An opinion survey called "Perception and Acceptance of Religious Diversity," which was conducted by the sociology department of the University of Münster in partnership with the prestigious TNS Emnid political polling firm, shows that the majority of Germans disagree with a statement by German President Christian Wulff that Islam "belongs in Germany" because of the four million Muslims who now live there. Germany has Western Europe's second-biggest Islamic population after France, with Turks the single biggest minority.
The study shows that only 34% of the West Germans and 26% of the East Germans have a positive view of Muslims. Fewer than 5% of the Germans think Islam is a tolerant religion, and only 30% say they approve of the building of mosques. The number of Germans who approve of the building of minarets or the introduction of Muslim holidays is even lower.
Fewer than 10% of the West Germans and 5% of the East Germans say that Islam is a peaceful religion. More than 40% of Germans believe that the practice of Islam should be vigorously restricted.
Only 20% of the Germans believe that Islam is suitable for the Western world. Significantly, more than 80% of the Germans agree with the statement "that Muslims must adapt to our culture." More than one million immigrants living permanently in Germany cannot speak German.
Another survey, called "Global Views on Immigration" and conducted by the London-based Ipsos global research firm, found that more than half the Germans believe "there are too many immigrants" in their country.
In response to the polling question "Would you say that immigration has generally had a positive or negative impact?" 54% of the Germans said the impact has been negative. Nearly 60% of the Germans agree with the survey statement: "Immigration has placed too much pressure on public services" in Germany.

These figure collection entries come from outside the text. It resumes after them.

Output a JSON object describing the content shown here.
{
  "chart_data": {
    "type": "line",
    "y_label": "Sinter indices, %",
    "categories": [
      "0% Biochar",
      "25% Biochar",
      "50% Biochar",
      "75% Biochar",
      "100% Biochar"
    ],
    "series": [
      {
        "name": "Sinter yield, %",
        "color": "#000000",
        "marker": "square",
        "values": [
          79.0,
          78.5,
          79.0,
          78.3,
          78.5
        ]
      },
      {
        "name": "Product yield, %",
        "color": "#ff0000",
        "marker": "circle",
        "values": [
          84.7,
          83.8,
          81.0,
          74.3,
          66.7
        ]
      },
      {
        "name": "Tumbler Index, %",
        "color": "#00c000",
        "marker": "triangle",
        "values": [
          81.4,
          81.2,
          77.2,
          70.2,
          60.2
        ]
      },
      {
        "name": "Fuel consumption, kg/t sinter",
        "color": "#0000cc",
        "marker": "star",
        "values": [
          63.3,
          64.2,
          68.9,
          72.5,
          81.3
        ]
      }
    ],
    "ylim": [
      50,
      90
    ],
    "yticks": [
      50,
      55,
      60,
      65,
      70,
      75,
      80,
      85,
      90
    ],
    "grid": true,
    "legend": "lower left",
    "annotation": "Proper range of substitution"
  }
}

The report "Muslim-Western Tensions Persist," published by the Washington, DC-based Pew Research Center, shows that 61% of the Germans believe their relations with Muslims are bad. The poll also shows that 72% of the Germans believe Muslims in their countries do not want to integrate; and 79% of the Germans believe Islam is "the most violent" religion. More than two-thirds of the Germans are worried about Islamic extremists in their country.

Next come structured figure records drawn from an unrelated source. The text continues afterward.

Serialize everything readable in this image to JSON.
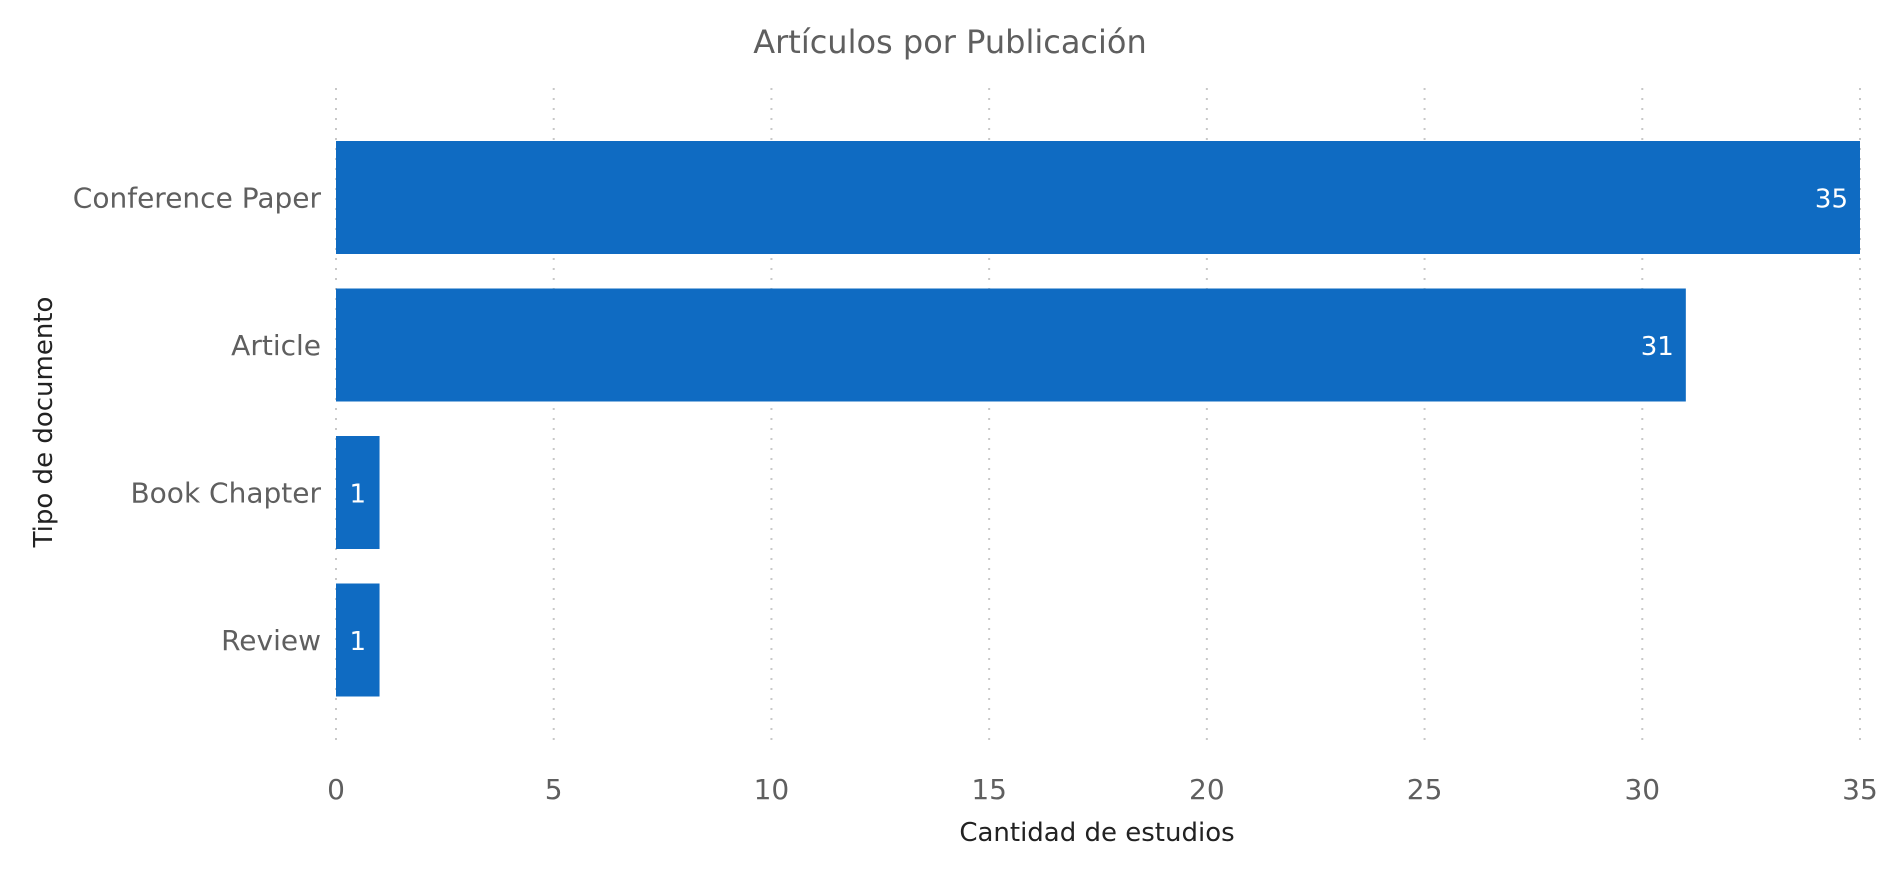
{
  "chart_data": {
    "type": "bar",
    "orientation": "horizontal",
    "title": "Artículos por Publicación",
    "xlabel": "Cantidad de estudios",
    "ylabel": "Tipo de documento",
    "categories": [
      "Conference Paper",
      "Article",
      "Book Chapter",
      "Review"
    ],
    "values": [
      35,
      31,
      1,
      1
    ],
    "data_labels": [
      "35",
      "31",
      "1",
      "1"
    ],
    "xlim": [
      0,
      35
    ],
    "xticks": [
      0,
      5,
      10,
      15,
      20,
      25,
      30,
      35
    ],
    "xtick_labels": [
      "0",
      "5",
      "10",
      "15",
      "20",
      "25",
      "30",
      "35"
    ],
    "grid": true,
    "legend": "none",
    "colors": {
      "bar": "#0f6bc2",
      "grid": "#c8c8c8",
      "title": "#5f5f5f",
      "axis_title": "#222222",
      "labels": "#5f5f5f",
      "data_label": "#ffffff"
    }
  }
}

A separate poll conducted by the Pew Global Attitudes Project shows that 71% of the Germans believe Islamic veils should be banned in public, including in schools, hospitals and government offices.
Another survey, published by the Friedrich Ebert Foundation, a think tank linked to the center-left Social Democratic Party (SPD), found that 55% of the Germans believe that Arabs are "unpleasant," and over 33% believe the country is being "overrun" by immigrants. The study also noted that "far-right attitudes" are not isolated at the extremes of German society, but to a large degree are "at the center of it."
The surveys show clearly and consistently that most Germans are worried about the impact that Muslim immigration is having on their daily lives. In a country stifled by political correctness and a long-running war on free speech, Politically Incorrect is giving a voice to frustrated Germans who see the harm being wrought by the cult of multiculturalism. The tide of public opinion in Germany has shifted, and Germany's establishment is unlikely to succeed in reversing it.